Yamaha Outdoors Tip of the Week: Late-season Spring Gobbler Tactics

   05.21.13

Yamaha Outdoors Tip of the Week: Late-season Spring Gobbler Tactics

Yep, spring turkey season is done in some parts of the country. In places like New England and even Nebraska, it runs until the end of May. Maine even ends at noon on June first.

But maybe you’ve hit a wall. You sell those calls like a hot hen, but gobblers aren’t buying. They’d rather run with the red heads. When male turkeys don’t want your sweet hen yelps you need to rethink your hunting tactics. First half, halftime and second half birds can respond differently. You may have to call like a gobbler to pull one into range.

FIRST HALF: Male turkeys might still travel in small gobbler gangs after leaving larger winter flocks. Tracking studies show jakes (juvenile gobblers) often cover the most ground.

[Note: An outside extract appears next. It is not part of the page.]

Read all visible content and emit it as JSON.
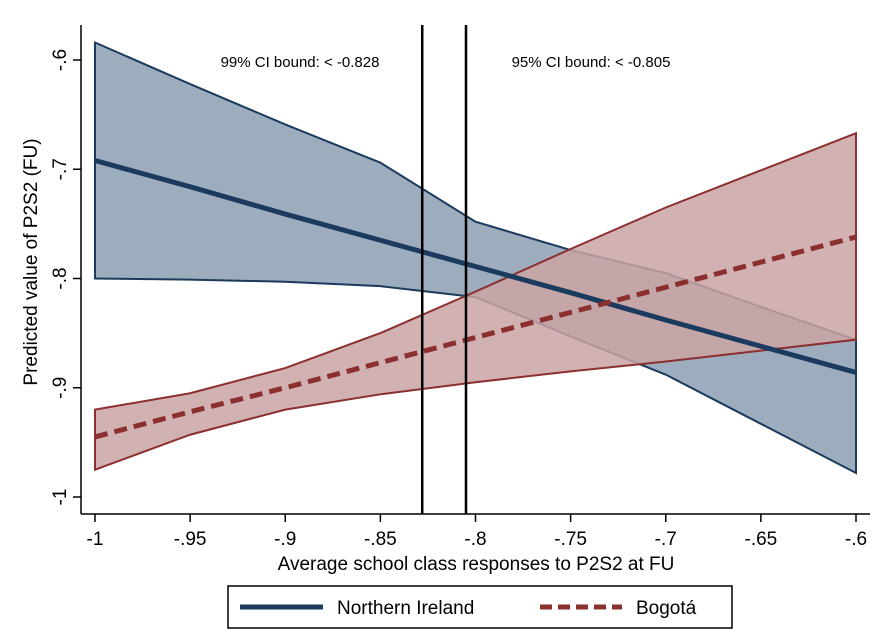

A dominant longbeard and subordinate male (tom or shortbeard) are common sightings too in transition.

Calling tip: Gobbles draw gobblers. When spring hunting early male groups without hens, locate roosted turkeys by: 1) listening without calling, 2) drawing shock gobbles with an owl, crow or other locator call, or 3) gobbling. Gobble sparingly. Just one well-timed call after fly-down might bring those red heads running. As safety goes, watch for other hunters too.

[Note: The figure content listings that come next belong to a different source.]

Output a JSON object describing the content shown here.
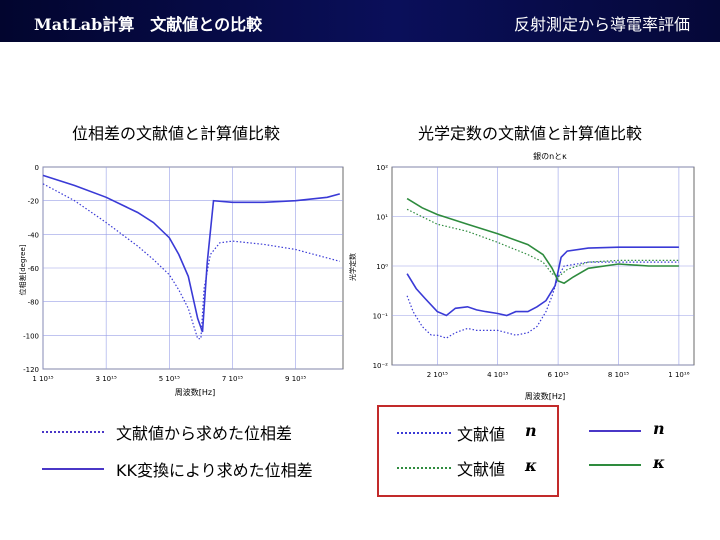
{
  "header": {
    "left_title": "MatLab計算　文献値との比較",
    "right_title": "反射測定から導電率評価"
  },
  "left_title": "位相差の文献値と計算値比較",
  "right_title": "光学定数の文献値と計算値比較",
  "chart_data": [
    {
      "type": "line",
      "title": "",
      "xlabel": "周波数[Hz]",
      "ylabel": "位相差[degree]",
      "xlim": [
        1,
        10.5
      ],
      "ylim": [
        -120,
        0
      ],
      "x_ticks": [
        "1 10¹⁵",
        "3 10¹⁵",
        "5 10¹⁵",
        "7 10¹⁵",
        "9 10¹⁵"
      ],
      "y_ticks": [
        "0",
        "-20",
        "-40",
        "-60",
        "-80",
        "-100",
        "-120"
      ],
      "series": [
        {
          "name": "文献値から求めた位相差",
          "style": "dotted",
          "color": "#3a3ad6",
          "x": [
            1.0,
            2.0,
            3.0,
            4.0,
            4.5,
            5.0,
            5.3,
            5.6,
            5.9,
            6.0,
            6.1,
            6.3,
            6.6,
            7.0,
            8.0,
            9.0,
            10.4
          ],
          "y": [
            -10,
            -20,
            -33,
            -47,
            -55,
            -64,
            -73,
            -84,
            -102,
            -102,
            -72,
            -52,
            -45,
            -44,
            -46,
            -49,
            -56
          ]
        },
        {
          "name": "KK変換により求めた位相差",
          "style": "solid",
          "color": "#3a3ad6",
          "x": [
            1.0,
            2.0,
            3.0,
            4.0,
            4.5,
            5.0,
            5.3,
            5.6,
            5.9,
            6.05,
            6.2,
            6.4,
            7.0,
            8.0,
            9.0,
            10.0,
            10.4
          ],
          "y": [
            -5,
            -11,
            -18,
            -27,
            -33,
            -42,
            -52,
            -65,
            -90,
            -98,
            -57,
            -20,
            -21,
            -21,
            -20,
            -18,
            -16
          ]
        }
      ]
    },
    {
      "type": "line",
      "title": "銀のnとκ",
      "xlabel": "周波数[Hz]",
      "ylabel": "光学定数",
      "yscale": "log",
      "xlim": [
        0.5,
        10.5
      ],
      "ylim": [
        0.01,
        100
      ],
      "x_ticks": [
        "2 10¹⁵",
        "4 10¹⁵",
        "6 10¹⁵",
        "8 10¹⁵",
        "1 10¹⁶"
      ],
      "y_ticks": [
        "10²",
        "10¹",
        "10⁰",
        "10⁻¹",
        "10⁻²"
      ],
      "series": [
        {
          "name": "文献値 n",
          "style": "dotted",
          "color": "#3a3ad6",
          "x": [
            1.0,
            1.2,
            1.5,
            1.8,
            2.0,
            2.3,
            2.6,
            3.0,
            3.3,
            3.6,
            4.0,
            4.3,
            4.6,
            5.0,
            5.3,
            5.6,
            5.8,
            6.0,
            6.2,
            7.0,
            8.0,
            9.0,
            10.0
          ],
          "y": [
            0.25,
            0.12,
            0.06,
            0.04,
            0.04,
            0.035,
            0.045,
            0.055,
            0.05,
            0.05,
            0.05,
            0.045,
            0.04,
            0.045,
            0.06,
            0.12,
            0.25,
            0.6,
            1.0,
            1.2,
            1.2,
            1.2,
            1.2
          ]
        },
        {
          "name": "文献値 κ",
          "style": "dotted",
          "color": "#2e8b3e",
          "x": [
            1.0,
            2.0,
            3.0,
            4.0,
            5.0,
            5.5,
            5.8,
            6.0,
            6.3,
            7.0,
            8.0,
            9.0,
            10.0
          ],
          "y": [
            14,
            7,
            5,
            3,
            1.7,
            1.2,
            0.7,
            0.6,
            0.85,
            1.2,
            1.3,
            1.3,
            1.3
          ]
        },
        {
          "name": "n",
          "style": "solid",
          "color": "#3a3ad6",
          "x": [
            1.0,
            1.3,
            1.6,
            2.0,
            2.3,
            2.6,
            3.0,
            3.3,
            3.6,
            4.0,
            4.3,
            4.6,
            5.0,
            5.3,
            5.6,
            5.9,
            6.1,
            6.3,
            7.0,
            8.0,
            9.0,
            10.0
          ],
          "y": [
            0.7,
            0.35,
            0.22,
            0.12,
            0.1,
            0.14,
            0.15,
            0.13,
            0.12,
            0.11,
            0.1,
            0.12,
            0.12,
            0.15,
            0.2,
            0.4,
            1.5,
            2.0,
            2.3,
            2.4,
            2.4,
            2.4
          ]
        },
        {
          "name": "κ",
          "style": "solid",
          "color": "#2e8b3e",
          "x": [
            1.0,
            1.5,
            2.0,
            3.0,
            4.0,
            5.0,
            5.5,
            5.8,
            6.0,
            6.2,
            6.5,
            7.0,
            8.0,
            9.0,
            10.0
          ],
          "y": [
            23,
            15,
            11,
            7,
            4.5,
            2.7,
            1.7,
            0.9,
            0.5,
            0.45,
            0.6,
            0.9,
            1.1,
            1.0,
            1.0
          ]
        }
      ]
    }
  ],
  "legend_left": [
    {
      "label": "文献値から求めた位相差",
      "style": "dotted",
      "color": "#4a37c7"
    },
    {
      "label": "KK変換により求めた位相差",
      "style": "solid",
      "color": "#4a37c7"
    }
  ],
  "legend_mid": [
    {
      "label": "文献値",
      "sym": "n",
      "style": "dotted",
      "color": "#3a3ad6"
    },
    {
      "label": "文献値",
      "sym": "κ",
      "style": "dotted",
      "color": "#2e8b3e"
    }
  ],
  "legend_right": [
    {
      "sym": "n",
      "style": "solid",
      "color": "#4a37c7"
    },
    {
      "sym": "κ",
      "style": "solid",
      "color": "#2e8b3e"
    }
  ]
}
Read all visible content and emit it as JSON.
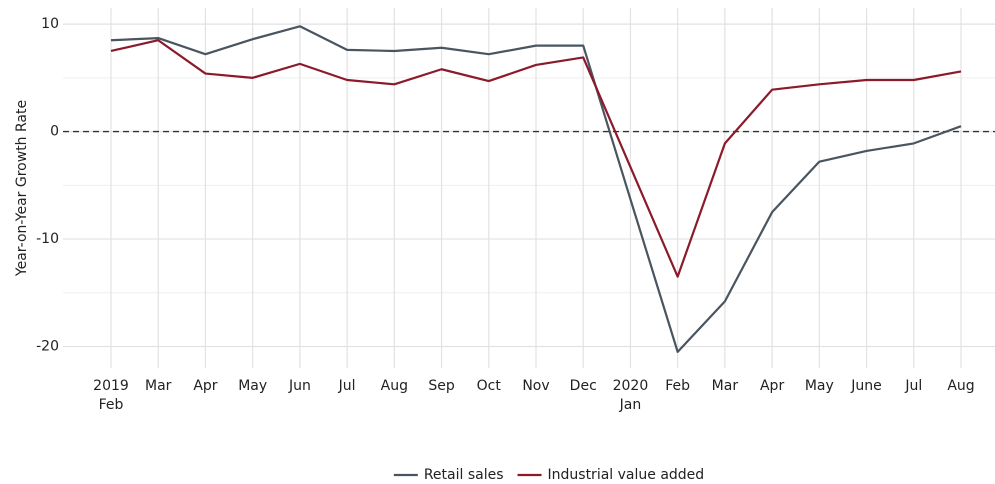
{
  "chart_data": {
    "type": "line",
    "y_label": "Year-on-Year Growth Rate",
    "categories": [
      "Feb",
      "Mar",
      "Apr",
      "May",
      "Jun",
      "Jul",
      "Aug",
      "Sep",
      "Oct",
      "Nov",
      "Dec",
      "Jan",
      "Feb",
      "Mar",
      "Apr",
      "May",
      "June",
      "Jul",
      "Aug"
    ],
    "category_years": [
      "2019",
      null,
      null,
      null,
      null,
      null,
      null,
      null,
      null,
      null,
      null,
      "2020",
      null,
      null,
      null,
      null,
      null,
      null,
      null
    ],
    "series": [
      {
        "name": "Retail sales",
        "color": "#4a5560",
        "values": [
          8.5,
          8.7,
          7.2,
          8.6,
          9.8,
          7.6,
          7.5,
          7.8,
          7.2,
          8.0,
          8.0,
          -6.3,
          -20.5,
          -15.8,
          -7.5,
          -2.8,
          -1.8,
          -1.1,
          0.5
        ]
      },
      {
        "name": "Industrial value added",
        "color": "#8b1a2b",
        "values": [
          7.5,
          8.5,
          5.4,
          5.0,
          6.3,
          4.8,
          4.4,
          5.8,
          4.7,
          6.2,
          6.9,
          -3.3,
          -13.5,
          -1.1,
          3.9,
          4.4,
          4.8,
          4.8,
          5.6
        ]
      }
    ],
    "ylim": [
      -22,
      11.5
    ],
    "yticks": [
      10,
      0,
      -10,
      -20
    ],
    "yminor": [
      5,
      -5,
      -15
    ],
    "reference_line": 0,
    "grid": true,
    "legend": "bottom"
  }
}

HALFTIME: Mid-season flocks are pretty much established. A dominant strutter shadows his hens, waiting to breed one. They move from the roost to nearby food sources, where female turkeys later raise broods. Subdominant male birds, toms or jakes, hang close to the boss. Call one away from live hens? Maybe if you act like another interloping gobbler.

Calling tip: Gobble or gobbler yelp to do one of several things: 1) pull in a subdominant gobbler, 2) call in the whole group, as gobbles draw hens too, or 3) fire-up gobblers to fix the flock’s position before your next move. Staking a gobbler decoy at your setup, especially a jake, might seal the deal. Throw in some fighting purrs and gobblers might come running to the fight.

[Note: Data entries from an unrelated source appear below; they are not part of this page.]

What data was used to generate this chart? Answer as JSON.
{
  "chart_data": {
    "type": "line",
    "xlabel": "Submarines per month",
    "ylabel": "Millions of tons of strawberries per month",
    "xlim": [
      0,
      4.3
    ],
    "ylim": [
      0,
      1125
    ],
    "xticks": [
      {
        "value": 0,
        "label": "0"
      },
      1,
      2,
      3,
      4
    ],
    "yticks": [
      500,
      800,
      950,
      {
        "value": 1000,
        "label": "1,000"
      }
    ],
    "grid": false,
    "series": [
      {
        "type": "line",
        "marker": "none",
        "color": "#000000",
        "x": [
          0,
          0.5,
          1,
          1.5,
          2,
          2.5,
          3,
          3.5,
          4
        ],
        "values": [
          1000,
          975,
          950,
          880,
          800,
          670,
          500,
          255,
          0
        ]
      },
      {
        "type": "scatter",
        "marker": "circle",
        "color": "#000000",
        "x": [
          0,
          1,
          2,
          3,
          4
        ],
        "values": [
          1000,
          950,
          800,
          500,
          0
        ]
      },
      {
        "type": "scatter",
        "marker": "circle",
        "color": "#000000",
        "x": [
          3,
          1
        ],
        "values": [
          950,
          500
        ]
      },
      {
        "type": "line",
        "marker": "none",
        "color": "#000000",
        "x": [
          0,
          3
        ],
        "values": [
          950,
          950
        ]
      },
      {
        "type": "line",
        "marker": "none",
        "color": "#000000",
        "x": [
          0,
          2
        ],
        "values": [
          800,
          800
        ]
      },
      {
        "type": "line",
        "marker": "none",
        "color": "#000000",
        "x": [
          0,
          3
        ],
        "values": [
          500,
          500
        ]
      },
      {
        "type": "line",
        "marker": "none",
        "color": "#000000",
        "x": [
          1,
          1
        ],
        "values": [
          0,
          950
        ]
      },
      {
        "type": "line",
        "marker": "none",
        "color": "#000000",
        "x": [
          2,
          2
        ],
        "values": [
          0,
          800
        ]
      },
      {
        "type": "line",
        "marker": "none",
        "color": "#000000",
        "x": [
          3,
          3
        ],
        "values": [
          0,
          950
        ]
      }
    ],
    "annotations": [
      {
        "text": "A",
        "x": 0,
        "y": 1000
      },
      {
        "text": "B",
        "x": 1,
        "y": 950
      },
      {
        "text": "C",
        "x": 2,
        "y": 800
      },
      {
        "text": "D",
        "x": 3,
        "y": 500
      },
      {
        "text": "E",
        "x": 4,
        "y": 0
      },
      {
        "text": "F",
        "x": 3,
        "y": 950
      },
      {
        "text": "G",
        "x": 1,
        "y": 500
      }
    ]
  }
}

SECOND HALF: Hens disappear and are likely nesting. Days heat up. Gobblers travel together again. Some are still driven to find hens; still others return to male turkey groups, or will soon, and stay this way through summer and autumn. Your waning spring hunt might now do better with some fall turkey calling tactics.

Calling tip: Soft-selling gobbler yelps can interest late-season male spring turkeys just as these calls do in autumn. This call is deeper with a slower cadence—yawp-yawp-yawp—than faster, higher-pitched hen yelps. Make it and keep your eyes and ears open for an approaching red head bobbing through the greened-up woods. I once killed a three-bearded Memorial Day longbeard. You can too if the season is still open where you hunt.